I was champion in the small hunter class that year at Berryville on a little mare named Bonte owned by Mrs. Hopewell. Bonte later became the dam of one of Olympic gold medalist Joe Fargis‘s first Grand Prix horses, Bonte II.
Anyway, the next year (1950), I came back to Berryville and Mrs. Hopewell was there with her 13-year-old son, Tommy. He was showing in the big jumper division on his 13.2 pony, Golden Jane. As I remember, he was second to Cappy Smith in the knockdown-and-out class.
Well, the years went by and I moved to Middleburg from Richmond and became close friends with Tommy‘s big sister, Kitty Smith.

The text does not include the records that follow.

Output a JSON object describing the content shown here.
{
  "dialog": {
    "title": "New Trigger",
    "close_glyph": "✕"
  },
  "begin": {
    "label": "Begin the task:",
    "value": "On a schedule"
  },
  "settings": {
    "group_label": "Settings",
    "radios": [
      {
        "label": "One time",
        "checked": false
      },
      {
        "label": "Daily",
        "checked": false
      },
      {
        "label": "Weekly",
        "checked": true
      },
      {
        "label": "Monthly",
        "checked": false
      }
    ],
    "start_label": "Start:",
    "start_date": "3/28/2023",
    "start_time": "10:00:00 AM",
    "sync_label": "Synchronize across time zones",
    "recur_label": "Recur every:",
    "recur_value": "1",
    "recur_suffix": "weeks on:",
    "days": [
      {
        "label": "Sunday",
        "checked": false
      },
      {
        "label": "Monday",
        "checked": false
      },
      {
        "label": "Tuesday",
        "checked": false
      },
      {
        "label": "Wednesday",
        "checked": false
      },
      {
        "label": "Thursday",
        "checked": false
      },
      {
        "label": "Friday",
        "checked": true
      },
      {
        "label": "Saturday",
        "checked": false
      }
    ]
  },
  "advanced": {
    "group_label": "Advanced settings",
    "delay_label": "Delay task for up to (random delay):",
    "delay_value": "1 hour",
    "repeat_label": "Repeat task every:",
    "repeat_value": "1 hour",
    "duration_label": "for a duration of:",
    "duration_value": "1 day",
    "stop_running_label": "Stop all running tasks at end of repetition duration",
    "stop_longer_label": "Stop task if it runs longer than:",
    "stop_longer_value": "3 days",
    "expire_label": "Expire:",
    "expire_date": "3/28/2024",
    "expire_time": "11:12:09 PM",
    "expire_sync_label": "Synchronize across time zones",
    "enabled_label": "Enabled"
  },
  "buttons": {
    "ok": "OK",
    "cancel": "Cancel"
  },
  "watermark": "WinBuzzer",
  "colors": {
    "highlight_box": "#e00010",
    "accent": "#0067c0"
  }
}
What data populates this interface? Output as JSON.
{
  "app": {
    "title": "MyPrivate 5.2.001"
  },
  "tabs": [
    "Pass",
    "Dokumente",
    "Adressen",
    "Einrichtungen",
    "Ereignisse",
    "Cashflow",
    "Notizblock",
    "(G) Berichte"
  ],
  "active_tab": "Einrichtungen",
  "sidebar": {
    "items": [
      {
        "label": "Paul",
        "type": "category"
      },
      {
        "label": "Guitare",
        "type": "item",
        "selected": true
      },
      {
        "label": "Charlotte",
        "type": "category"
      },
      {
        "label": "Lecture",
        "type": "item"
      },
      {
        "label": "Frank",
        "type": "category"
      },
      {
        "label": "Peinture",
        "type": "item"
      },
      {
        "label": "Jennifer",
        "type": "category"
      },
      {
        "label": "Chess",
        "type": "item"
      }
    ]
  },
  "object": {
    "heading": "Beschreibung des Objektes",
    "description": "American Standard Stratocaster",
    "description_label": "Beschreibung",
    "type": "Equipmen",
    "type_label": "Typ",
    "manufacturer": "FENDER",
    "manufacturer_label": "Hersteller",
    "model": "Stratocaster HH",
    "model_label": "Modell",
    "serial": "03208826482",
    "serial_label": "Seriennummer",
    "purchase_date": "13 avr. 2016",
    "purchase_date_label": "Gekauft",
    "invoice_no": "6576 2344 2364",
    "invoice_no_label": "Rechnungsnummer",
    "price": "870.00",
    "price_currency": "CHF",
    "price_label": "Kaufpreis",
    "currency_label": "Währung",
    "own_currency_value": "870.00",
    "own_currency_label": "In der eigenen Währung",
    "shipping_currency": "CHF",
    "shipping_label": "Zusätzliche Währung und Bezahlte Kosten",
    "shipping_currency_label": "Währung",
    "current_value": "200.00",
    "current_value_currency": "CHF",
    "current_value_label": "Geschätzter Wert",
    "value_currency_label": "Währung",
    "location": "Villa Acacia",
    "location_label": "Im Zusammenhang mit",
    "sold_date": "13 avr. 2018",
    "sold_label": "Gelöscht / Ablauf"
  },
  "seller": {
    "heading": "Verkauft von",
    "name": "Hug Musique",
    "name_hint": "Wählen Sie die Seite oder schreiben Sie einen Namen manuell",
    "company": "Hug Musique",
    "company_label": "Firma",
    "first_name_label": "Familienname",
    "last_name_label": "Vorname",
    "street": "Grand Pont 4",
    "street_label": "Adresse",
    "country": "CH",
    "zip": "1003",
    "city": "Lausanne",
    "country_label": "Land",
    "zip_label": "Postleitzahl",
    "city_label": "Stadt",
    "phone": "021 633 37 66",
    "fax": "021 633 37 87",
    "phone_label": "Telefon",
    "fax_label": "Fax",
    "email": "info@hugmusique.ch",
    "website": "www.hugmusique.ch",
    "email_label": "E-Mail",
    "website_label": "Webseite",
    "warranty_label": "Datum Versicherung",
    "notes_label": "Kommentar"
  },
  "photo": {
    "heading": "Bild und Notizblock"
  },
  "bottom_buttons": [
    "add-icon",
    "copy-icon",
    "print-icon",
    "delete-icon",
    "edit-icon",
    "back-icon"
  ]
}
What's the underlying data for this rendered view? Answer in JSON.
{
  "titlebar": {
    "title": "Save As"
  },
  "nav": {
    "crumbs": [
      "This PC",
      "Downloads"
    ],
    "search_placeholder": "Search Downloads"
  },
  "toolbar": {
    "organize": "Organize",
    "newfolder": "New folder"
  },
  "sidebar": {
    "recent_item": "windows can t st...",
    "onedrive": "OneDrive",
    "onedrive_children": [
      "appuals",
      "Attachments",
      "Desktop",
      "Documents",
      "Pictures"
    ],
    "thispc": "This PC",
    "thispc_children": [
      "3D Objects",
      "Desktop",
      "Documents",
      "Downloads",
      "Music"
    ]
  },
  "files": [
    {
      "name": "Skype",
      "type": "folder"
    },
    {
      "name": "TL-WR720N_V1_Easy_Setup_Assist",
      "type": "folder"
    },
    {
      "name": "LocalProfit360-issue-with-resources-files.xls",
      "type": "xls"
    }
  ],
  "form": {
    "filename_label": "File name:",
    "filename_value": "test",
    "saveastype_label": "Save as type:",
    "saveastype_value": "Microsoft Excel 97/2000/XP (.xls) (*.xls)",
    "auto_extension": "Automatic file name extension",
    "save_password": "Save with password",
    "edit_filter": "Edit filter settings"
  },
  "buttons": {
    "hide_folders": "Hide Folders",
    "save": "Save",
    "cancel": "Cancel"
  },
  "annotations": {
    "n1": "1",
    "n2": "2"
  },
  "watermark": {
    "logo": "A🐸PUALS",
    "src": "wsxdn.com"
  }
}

In a tragic riding accident, Tommy became a paraplegic, which sadly led to his early death. When Tommy was chosen to be honored by the Virginia Steeplechase Association, Kitty asked me to go with her to accept the award. She gave the following as part of her acceptance speech.
“After winning the Grand National in 1965,” she began, “Tommy and his new wife, Frances, were heading home through Heathrow Airport when an American couple passed them. The husband stopped Tommy and said ‘aren’t you the American who won the Grand National?’ To which Tommy said ‘yes I am.’
“As the couple walked on, Tommy and Frances heard the American’s wife say, ‘That’s ridiculous. You know Elizabeth Taylor won the Grand National.’“
You can read about Tommy Smith’s Grand National triumph in the late Jane McIlvaine‘s (McLary) very fine book, “The Will to Win.” If the library is all out, you can borrow my copy!